T.C. İstanbul Anadolu 9. ASLİYE TİCARET MAHKEMESİ
ESAS NO: 2020/386 Esas
KARAR NO: 2022/418
DAVA: İtirazın İptali (Taşıma Sözleşmesi Kaynaklı)
DAVA TARİHİ: 19/09/2020
KARAR TARİHİ: 07/06/2022
Mahkememizde görülmekte olan İtirazın İptali (Taşıma Sözleşmesi Kaynaklı) davasının yapılan açık yargılaması sonunda,
GEREĞİ DÜŞÜNÜLDÜ:
DAVA:Davacı vekili dava dilekçesinde ve özetle; taraflar arasındaki ticari satımdan kaynaklanan, doğmuş ve karşı tarafça ödenmeyen alacak bakımından —– takip sayılı dosyası ile icra takibine başlanıldığını, karşı tarafın borca itirazı üzerine itirazın iptaline, takibin devamına ve kötüniyetli borçlunun %20 icra inkar tazminatına hükmedilmesi amacı ile dava şartı olarak öngörülen arabuluculuğa—— başvuru numarası ile —tarihinde başvurulduğunu ve — tarihinde anlaşmama şeklinde arabuluculuk görüşmelerinin sonlandırıldığını, davalının itirazının haksız ve yersiz olduğunu, iptalinin gerektiğini, davalının müvekkil ile arasındaki ticari satımdan kaynaklanan bir alacağının bulunduğunu, davaya konu alacağın likit bir alacak olduğunu, davalı tarafın bilirkişi görüşü ya da mahkeme kararı olmaksızın alacağının miktarını hesap edebilecek durumda olduğunu, fatura alacağına dayalı alacakları —– birçok kararında likit alacak olarak kabul ettiğini, 6100 sayılı HMK’nın 389/1 maddesinde “Mevcut durumda meydana gelebilecek bir değişme nedeniyle hakkın elde edilmesinin önemli ölçüde zorlaşacağından ya da tamamen imkânsız hâle geleceğinden veya gecikme sebebiyle bir sakıncanın yahut ciddi bir zararın doğacağından endişe edilmesi hâllerinde, uyuşmazlık konusu hakkında ihtiyati tedbir kararı verilebilir.” düzenlemesine yer verildiğini, söz konusu borcun bir para borcu olduğunu, borcun muaccel olduğunu, borçlunun şimdiye kadar borcunu ödemediğini, alacaklarının rehin ya da ipotek ile de teminat altına alınamadığının görülmekte olduğunu, bu sebeple ihtiyati haciz talep etme zorunluluğunun hasıl olduğunu belirterek ihtiyati haciz taleplerinin kabulüne, borçlu adına kayıtlı araçların ve taşınmazların sistem üzerinden tespiti ve borca yeter miktardakilerin üzerine ihtiyati haciz şerhi konulmasına, itirazın iptaline ve takibin devamına, borçlunun aleyhine %20’den aşağı olmamak üzere icra inkar tazminatına hükmedilmesine, yargılama giderleri ile vekalet ücretinin borçlu üzerine bırakılmasına karar verilmesini talep ve dava etmiştir.
CEVAP :
Davalı yan tarafından açılan davaya karşılık dava dosyasına sunulan cevap dilekçesi bulunmamaktadır.

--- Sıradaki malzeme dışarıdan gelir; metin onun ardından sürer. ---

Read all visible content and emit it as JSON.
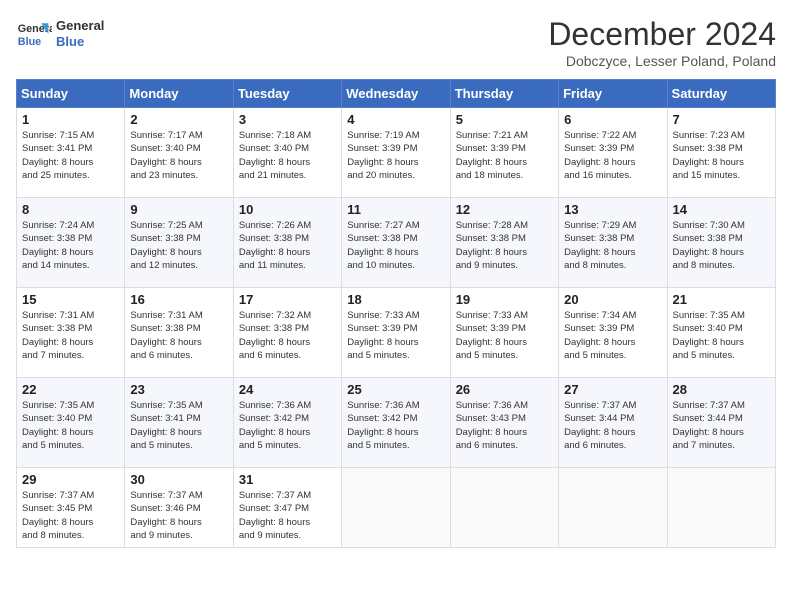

Davanın Hukuki Niteliği: Dava, taraflar arasındaki ticari ilişkiye istinaden düzenlenen fatura bakiye alacağının tahsili için girişilen icra takibine yapılan itirazın iptali davasıdır.
Davanın Hukuki Sebebi: İtirazın iptalini düzenleyen 2004 sayılı İcra ve İflas Kanunu(İİK)’nun 67/1. Maddesindeki “Takip talebine itiraz edilen alacaklı, itirazın tebliği tarihinden itibaren bir sene içinde mahkemeye başvurarak, genel hükümler dairesinde alacağının varlığını ispat suretiyle itirazın iptalini dava edebilir.” şeklindeki düzenlemedir.
DELİLLER :
Celp ve tetkik olunan —- sayılı dosyasının incelenmesinde, davacı takip alacaklısı tarafından davalı takip borçlusu aleyhine —- işlemiş faiz olmak üzere toplam —– alacağın tahsiline ilişkin genel haciz yoluyla ilamsız takip yapıldığı, davalı borçlunun süresi içerisinde takibe, borca , masraflara, faize ve ferilerine itirazı üzerine takibin durduğu görülmüştür.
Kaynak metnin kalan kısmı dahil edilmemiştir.